Acute oral toxicity was assessed by a Weight of evidence approach. Two acute oral toxicity studies in rats are available. The first was performed according to the OECD guideline 401. 5 Wistar rats per sex per group were administered the test substance (> 90% pure) at doses of 100, 300, 1000 and 5000 mg/kg bw in 4% CMC per gavage. Sedation, curved body position and ruffled fur were observed in all dose groups. Additionally, dyspnoea, ataxia and somnolence were observed in the higher dose groups. The surviving animals recovered within 3 to 5 days. No animal died in the lowest dose group, 2/10 in the 300 mg/kg bw group and in the 1000 and 5000 mg/kg bw; the animals died mainly within the first hours after application. All animals were observed for clinical signs for 14 days and necropsied. The LD 50 was 396 mg/kg bw resulting in category 4. The study is suitable for assessment as it was performed according to guideline (BASF AG, 1986).

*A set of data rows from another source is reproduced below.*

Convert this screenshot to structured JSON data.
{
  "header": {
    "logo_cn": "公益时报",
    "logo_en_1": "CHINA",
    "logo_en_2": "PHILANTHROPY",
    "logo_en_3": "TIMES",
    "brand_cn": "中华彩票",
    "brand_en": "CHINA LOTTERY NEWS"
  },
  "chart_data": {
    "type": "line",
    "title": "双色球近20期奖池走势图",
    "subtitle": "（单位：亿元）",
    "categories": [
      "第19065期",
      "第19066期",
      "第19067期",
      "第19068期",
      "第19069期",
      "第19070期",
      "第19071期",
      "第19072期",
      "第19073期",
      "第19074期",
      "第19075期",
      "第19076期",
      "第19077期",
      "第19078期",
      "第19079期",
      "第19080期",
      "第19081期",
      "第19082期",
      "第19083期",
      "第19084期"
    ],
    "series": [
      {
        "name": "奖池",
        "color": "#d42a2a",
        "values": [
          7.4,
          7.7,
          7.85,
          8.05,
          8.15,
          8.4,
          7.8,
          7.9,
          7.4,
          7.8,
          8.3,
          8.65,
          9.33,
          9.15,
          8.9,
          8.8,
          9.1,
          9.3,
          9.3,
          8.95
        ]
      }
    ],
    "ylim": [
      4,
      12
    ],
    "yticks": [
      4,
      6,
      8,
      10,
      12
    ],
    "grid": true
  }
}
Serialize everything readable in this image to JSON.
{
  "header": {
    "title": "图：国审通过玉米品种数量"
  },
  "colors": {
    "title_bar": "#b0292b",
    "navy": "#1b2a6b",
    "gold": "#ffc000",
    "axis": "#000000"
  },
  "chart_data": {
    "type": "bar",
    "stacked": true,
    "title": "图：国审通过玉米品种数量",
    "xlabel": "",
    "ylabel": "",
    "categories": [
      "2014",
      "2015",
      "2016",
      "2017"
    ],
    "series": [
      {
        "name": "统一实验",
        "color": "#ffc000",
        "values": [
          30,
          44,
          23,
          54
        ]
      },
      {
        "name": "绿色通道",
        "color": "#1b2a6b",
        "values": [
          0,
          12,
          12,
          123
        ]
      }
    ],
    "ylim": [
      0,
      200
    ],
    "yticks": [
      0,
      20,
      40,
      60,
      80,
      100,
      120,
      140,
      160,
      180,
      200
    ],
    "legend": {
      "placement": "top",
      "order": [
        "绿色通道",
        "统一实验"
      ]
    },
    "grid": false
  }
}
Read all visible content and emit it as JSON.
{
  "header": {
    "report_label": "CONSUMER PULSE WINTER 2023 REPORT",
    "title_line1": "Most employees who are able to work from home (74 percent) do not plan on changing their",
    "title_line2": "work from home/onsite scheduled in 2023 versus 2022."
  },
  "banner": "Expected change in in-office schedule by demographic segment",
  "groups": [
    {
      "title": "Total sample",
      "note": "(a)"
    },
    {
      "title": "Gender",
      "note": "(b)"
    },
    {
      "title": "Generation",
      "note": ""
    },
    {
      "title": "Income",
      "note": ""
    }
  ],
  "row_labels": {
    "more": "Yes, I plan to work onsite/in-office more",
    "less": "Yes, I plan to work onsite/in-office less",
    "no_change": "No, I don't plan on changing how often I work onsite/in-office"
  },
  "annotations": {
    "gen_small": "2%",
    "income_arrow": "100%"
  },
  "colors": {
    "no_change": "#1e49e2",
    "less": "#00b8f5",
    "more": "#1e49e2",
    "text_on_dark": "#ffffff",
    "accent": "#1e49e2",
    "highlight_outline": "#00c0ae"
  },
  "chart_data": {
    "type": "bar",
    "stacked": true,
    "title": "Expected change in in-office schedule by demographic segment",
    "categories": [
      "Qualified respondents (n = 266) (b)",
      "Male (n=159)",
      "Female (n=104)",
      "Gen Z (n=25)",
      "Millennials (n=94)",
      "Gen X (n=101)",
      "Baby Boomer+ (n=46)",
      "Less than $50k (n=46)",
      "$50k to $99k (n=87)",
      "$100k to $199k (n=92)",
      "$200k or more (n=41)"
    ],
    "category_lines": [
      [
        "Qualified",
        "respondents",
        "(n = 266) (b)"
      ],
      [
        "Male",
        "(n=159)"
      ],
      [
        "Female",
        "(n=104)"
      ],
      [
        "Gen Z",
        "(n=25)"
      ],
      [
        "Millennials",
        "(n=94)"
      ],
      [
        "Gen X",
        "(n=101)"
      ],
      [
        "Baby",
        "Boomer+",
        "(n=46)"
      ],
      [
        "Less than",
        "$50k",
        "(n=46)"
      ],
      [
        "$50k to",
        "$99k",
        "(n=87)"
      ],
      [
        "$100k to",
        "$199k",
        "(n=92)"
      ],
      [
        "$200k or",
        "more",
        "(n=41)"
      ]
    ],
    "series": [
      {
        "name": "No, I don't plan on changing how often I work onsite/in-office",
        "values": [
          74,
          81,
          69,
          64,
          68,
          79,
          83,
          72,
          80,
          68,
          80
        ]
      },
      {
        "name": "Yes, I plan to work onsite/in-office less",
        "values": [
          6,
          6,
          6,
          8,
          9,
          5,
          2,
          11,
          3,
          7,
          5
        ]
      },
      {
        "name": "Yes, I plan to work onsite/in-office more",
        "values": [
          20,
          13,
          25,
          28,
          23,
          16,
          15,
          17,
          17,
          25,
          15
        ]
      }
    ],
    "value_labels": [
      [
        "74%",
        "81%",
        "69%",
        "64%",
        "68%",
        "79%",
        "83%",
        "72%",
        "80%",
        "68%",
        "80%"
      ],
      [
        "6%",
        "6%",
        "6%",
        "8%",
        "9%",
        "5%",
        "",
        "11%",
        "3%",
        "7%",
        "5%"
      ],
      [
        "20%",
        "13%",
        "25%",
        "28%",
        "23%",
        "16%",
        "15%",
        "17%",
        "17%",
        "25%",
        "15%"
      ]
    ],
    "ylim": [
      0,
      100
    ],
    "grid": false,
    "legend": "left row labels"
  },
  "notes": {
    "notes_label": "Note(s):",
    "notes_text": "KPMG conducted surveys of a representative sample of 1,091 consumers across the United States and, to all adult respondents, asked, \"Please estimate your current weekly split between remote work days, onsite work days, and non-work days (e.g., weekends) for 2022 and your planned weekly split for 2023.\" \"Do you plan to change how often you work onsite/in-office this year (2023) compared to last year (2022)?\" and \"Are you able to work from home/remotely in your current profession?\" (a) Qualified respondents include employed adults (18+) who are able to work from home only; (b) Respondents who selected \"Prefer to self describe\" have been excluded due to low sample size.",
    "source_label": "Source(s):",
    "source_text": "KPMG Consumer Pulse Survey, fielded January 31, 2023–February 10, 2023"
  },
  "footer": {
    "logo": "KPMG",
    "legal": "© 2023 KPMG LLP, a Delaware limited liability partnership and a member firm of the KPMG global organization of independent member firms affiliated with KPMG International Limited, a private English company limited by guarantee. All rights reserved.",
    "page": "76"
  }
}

The second study was performed similar to the OECD guideline. 5 Wistar rats per sex per group were administered the test substance (98% pure). 9/10 animals died at 316 mg/kg bw and 3/10 at 215 mg/kg bw. All clinical symptoms (dyspnoea, apathy, excitation, abnormal body position, staggering, tremor, piloerection, skin redness and poor general state) were reversible within a few days. The LD 50 was 242 mg/kg bw resulting in category 3. The study is suitable for assessment as it was performed according to a protocol similar to the OECD guideline (BASF AG, 1984).

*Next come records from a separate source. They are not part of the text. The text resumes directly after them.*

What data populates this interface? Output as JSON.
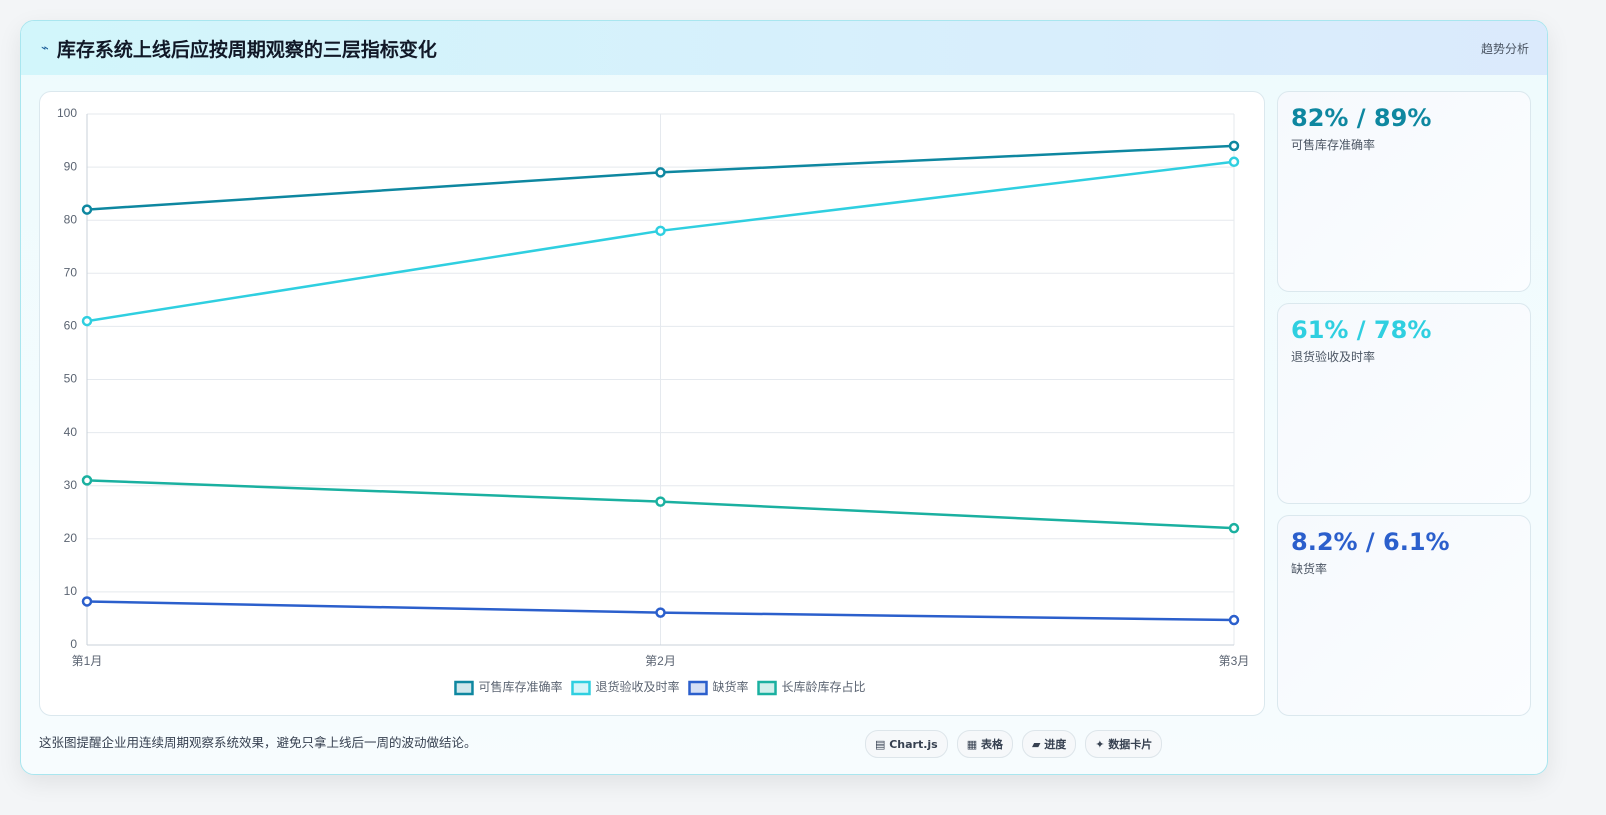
{
  "header": {
    "icon": "⌁",
    "title": "库存系统上线后应按周期观察的三层指标变化",
    "tag": "趋势分析"
  },
  "chart_data": {
    "type": "line",
    "categories": [
      "第1月",
      "第2月",
      "第3月"
    ],
    "series": [
      {
        "name": "可售库存准确率",
        "color": "#0e87a0",
        "values": [
          82,
          89,
          94
        ]
      },
      {
        "name": "退货验收及时率",
        "color": "#2fcfe0",
        "values": [
          61,
          78,
          91
        ]
      },
      {
        "name": "缺货率",
        "color": "#2b5fcc",
        "values": [
          8.2,
          6.1,
          4.7
        ]
      },
      {
        "name": "长库龄库存占比",
        "color": "#1ab0a0",
        "values": [
          31,
          27,
          22
        ]
      }
    ],
    "ylim": [
      0,
      100
    ],
    "yticks": [
      0,
      10,
      20,
      30,
      40,
      50,
      60,
      70,
      80,
      90,
      100
    ],
    "grid": true,
    "legend": "bottom"
  },
  "kpis": [
    {
      "value": "82% / 89%",
      "label": "可售库存准确率",
      "color": "#0e87a0"
    },
    {
      "value": "61% / 78%",
      "label": "退货验收及时率",
      "color": "#2fcfe0"
    },
    {
      "value": "8.2% / 6.1%",
      "label": "缺货率",
      "color": "#2b5fcc"
    }
  ],
  "footer": {
    "note": "这张图提醒企业用连续周期观察系统效果，避免只拿上线后一周的波动做结论。",
    "buttons": [
      "▤ Chart.js",
      "▦ 表格",
      "▰ 进度",
      "✦ 数据卡片"
    ]
  }
}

The remaining studies were conducted with other species (mouse, rabbit and cat) and not according to any guideline as they were performed in 1963. Nevertheless, the results indicate an oral toxicity of the test substance (LD 50, mouse: 141 mg/kg bw; LD 50, rabbit: 35 mg/kg; LD 50, cat: 35 mg/kg bw). Moreover, the study in cats demonstrates that the test substance is not a methemoglobine former.

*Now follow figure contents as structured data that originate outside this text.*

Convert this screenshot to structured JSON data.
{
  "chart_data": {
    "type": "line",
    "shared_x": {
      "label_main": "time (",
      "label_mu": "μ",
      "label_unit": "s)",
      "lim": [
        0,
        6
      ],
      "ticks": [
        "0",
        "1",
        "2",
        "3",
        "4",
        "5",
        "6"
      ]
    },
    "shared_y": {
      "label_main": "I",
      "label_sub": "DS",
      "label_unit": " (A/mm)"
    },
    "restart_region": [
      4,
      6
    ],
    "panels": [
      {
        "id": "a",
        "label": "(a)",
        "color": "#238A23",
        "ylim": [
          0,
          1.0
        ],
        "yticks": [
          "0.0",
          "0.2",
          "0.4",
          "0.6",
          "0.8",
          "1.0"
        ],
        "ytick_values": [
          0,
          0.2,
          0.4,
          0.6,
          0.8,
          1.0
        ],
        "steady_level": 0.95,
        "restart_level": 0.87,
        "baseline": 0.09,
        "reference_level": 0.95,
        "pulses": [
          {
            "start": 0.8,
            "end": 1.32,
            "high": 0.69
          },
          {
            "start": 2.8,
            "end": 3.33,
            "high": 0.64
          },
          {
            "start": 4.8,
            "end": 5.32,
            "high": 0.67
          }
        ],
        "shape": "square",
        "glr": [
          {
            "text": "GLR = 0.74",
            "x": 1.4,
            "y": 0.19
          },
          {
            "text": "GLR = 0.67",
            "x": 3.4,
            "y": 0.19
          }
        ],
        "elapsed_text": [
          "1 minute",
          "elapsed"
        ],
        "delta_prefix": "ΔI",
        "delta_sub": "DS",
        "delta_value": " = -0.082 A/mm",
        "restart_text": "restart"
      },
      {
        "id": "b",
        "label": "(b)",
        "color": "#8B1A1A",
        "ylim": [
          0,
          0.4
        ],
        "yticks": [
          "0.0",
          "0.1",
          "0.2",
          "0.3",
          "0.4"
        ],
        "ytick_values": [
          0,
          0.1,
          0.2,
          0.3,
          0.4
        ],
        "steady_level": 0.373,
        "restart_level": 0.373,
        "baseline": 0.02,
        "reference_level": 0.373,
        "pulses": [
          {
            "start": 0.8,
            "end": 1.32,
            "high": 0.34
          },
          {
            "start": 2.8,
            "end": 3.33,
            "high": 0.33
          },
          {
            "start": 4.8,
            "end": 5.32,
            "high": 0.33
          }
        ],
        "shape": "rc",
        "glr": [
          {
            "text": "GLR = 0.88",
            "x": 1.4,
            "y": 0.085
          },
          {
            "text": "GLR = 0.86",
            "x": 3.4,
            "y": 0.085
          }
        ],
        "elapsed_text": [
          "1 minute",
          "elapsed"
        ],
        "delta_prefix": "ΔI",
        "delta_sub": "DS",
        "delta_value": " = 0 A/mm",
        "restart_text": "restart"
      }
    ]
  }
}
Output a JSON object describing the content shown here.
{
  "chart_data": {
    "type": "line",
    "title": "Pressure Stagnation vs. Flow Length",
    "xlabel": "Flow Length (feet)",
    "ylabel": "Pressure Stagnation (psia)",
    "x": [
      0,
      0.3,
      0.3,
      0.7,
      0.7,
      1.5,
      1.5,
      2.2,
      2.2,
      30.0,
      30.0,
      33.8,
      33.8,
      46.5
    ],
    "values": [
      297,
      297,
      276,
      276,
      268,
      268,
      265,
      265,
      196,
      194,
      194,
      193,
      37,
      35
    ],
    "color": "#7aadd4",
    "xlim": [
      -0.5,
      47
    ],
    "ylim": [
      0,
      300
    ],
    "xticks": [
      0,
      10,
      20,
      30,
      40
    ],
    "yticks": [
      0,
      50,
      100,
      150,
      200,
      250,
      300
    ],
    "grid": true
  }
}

As the reference specie for classification is the rat and the second study was conducted with a test substance of a higher purity and an adequate dose selection, classification for acute oral toxicity is warranted as category 3.

 

Acute inhalative toxicity

In an acute inhalation study, groups of 3 rats per sex were exposed to an atmosphere enriched with the vapours of the test substance. The Inhalation Hazard Test was performed according to a protocol similar to the OECD test guideline 403 (adopted 1983). The test concentrations were calculated based on the weight difference of the test substance before and after exposure and no further analytics were performed. The higher concentration of both experiments (1.24 mg/L and 0.018 mg/L) is still below the calculated concentration of a saturated atmosphere (2.3 mg/L; calculated assuming test substance vapour pressure = 41 hPa). Thus, no classification for acute inhalation toxicity is possible but as the LC0 is 1.24 mg/L, category 1 can be excluded. Therefore, the test substance is not considered to be highly toxic by inhalation. The study is reliable and suitable for assessment but not sufficient for classification (BASF AG, 1963).

 

Acute dermal toxicity

No reliable data available.

Justification for classification or non-classification

Dangerous substance Directive (67/548/EEC)

The available experimental test data are considered reliable and suitable for the purpose of classification. Based on the criteria for classification of Directive 67/548/EEC, as amended for the 28thtime in Directive 2001/59/EC, classification for acute oral toxicity is warranted as “R 22”.

 

Classification, Labeling, and Packaging Regulation (EC) No. 1272/2008

The available experimental test data are reliable and suitable for the purpose of classification. Based on the criteria laid down in Regulation (EC) No. 1272/2008, as amended for the 2^ndtime in Directive EC 286/2011, classification for acute oral toxicity is warranted as “category 3”.